What's going on here? Why do the Macintosh script manager codes even exist? Perennial question: does anything actually use them in practice, or should all non-Latin stuff be restricted to platformID=3 entries?

Comments

  • Platform ID=3 only. Photoshop for Windows do not use this names.

    Illustrator:



    Photoshop:

    (Win 8.1)
  • I tend to just forget about Macintosh names since this is mostly pre-OS X stuff. However, I’ve been told that some obsolete applications on Mac (old versions of Word so far) require Macintosh names, in this case I’d include only MacRoman names and forget about anything else, localized names for Macintosh platform is just broken.
  • You can also check FontTools, IIRC it has code to decode (most of?) the non-Unicode name entries.
  • What I don't understand is how this could have ever made sense. Why specify that you can write Mac platform strings in Mongolian or Devanagari if there wasn't even a way to correctly encode those strings?
  • Georg Seifert
    Georg Seifert Posts: 675
    edited October 2016
    It is possible to encode all that scripts. It is just not 8 bit. 
    MacOS provides a function to convert a string (NSString or CFString) to different encodings: 

    CFStringCreateExternalRepresentation

    external_string_encodings

  • It is possible to encode all that scripts. It is just not 8 bit. 

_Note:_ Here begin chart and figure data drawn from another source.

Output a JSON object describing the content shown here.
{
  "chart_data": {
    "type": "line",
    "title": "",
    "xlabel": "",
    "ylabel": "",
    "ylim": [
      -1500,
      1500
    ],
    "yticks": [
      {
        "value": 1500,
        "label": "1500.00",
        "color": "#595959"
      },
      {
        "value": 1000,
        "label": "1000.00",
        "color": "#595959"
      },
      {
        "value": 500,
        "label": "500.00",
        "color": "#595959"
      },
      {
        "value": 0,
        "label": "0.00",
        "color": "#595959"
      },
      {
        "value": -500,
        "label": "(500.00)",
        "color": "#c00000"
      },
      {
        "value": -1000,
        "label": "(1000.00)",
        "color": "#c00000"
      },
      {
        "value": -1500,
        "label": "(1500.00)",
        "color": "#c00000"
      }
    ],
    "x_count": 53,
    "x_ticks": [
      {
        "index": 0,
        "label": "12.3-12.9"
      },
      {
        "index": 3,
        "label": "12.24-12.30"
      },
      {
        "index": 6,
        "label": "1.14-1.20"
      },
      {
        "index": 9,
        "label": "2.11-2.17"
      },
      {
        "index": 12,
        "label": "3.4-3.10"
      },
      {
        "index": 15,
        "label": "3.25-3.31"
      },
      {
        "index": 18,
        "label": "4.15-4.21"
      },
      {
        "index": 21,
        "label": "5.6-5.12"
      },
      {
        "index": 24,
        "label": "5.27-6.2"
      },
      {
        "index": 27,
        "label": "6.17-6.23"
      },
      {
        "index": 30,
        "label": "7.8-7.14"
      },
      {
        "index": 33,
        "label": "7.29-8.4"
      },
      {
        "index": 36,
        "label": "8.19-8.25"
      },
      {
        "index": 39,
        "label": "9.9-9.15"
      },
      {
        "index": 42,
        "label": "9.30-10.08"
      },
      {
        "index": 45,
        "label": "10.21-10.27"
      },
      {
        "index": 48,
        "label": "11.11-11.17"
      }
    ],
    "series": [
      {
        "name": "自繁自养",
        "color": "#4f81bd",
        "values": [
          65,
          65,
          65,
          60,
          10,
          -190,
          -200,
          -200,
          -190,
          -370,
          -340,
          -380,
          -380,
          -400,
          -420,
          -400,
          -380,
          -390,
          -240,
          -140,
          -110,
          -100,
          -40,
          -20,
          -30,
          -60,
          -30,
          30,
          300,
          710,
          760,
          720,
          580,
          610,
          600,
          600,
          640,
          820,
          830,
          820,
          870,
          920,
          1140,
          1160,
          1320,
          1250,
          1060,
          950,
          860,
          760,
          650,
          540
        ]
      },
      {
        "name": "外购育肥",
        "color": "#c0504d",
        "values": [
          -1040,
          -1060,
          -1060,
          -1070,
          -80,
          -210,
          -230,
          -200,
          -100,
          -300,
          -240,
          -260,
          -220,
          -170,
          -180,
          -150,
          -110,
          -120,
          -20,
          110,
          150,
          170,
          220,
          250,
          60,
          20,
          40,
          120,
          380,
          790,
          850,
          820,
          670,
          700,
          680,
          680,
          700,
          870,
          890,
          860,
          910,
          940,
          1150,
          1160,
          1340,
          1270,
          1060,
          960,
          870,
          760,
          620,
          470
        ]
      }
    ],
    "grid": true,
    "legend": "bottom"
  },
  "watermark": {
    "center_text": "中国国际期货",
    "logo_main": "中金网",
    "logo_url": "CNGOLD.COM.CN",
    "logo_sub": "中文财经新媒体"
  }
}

    In which case "Macintosh fonts require single byte strings" is completely wrong.

  • Georg Seifert
    Georg Seifert Posts: 675
    edited October 2016
    Yes. I'll check that to be sure. 
  • What I don't understand is how this could have ever made sense. Why specify that you can write Mac platform strings in Mongolian or Devanagari if there wasn't even a way to correctly encode those strings?
    @Simon Cozens Have a look at http://unicode.org/Public/MAPPINGS/VENDORS/APPLE/
    These are legacy Macintosh encodings, before OS X. The ones listed in OT specs can be found there, at least 0 to 11 and 21 to 29. Unless you’re making a font for System 7, Mac OS 8 or Mac OS 9, don’t use these.

    That said you may need a couple of names platformID=1, encodingID=0 for some Mac applications to be happy like mentioned before but the other encodingID are useless.

    Remember that this part of the specs was written when Unicode was still a new thing.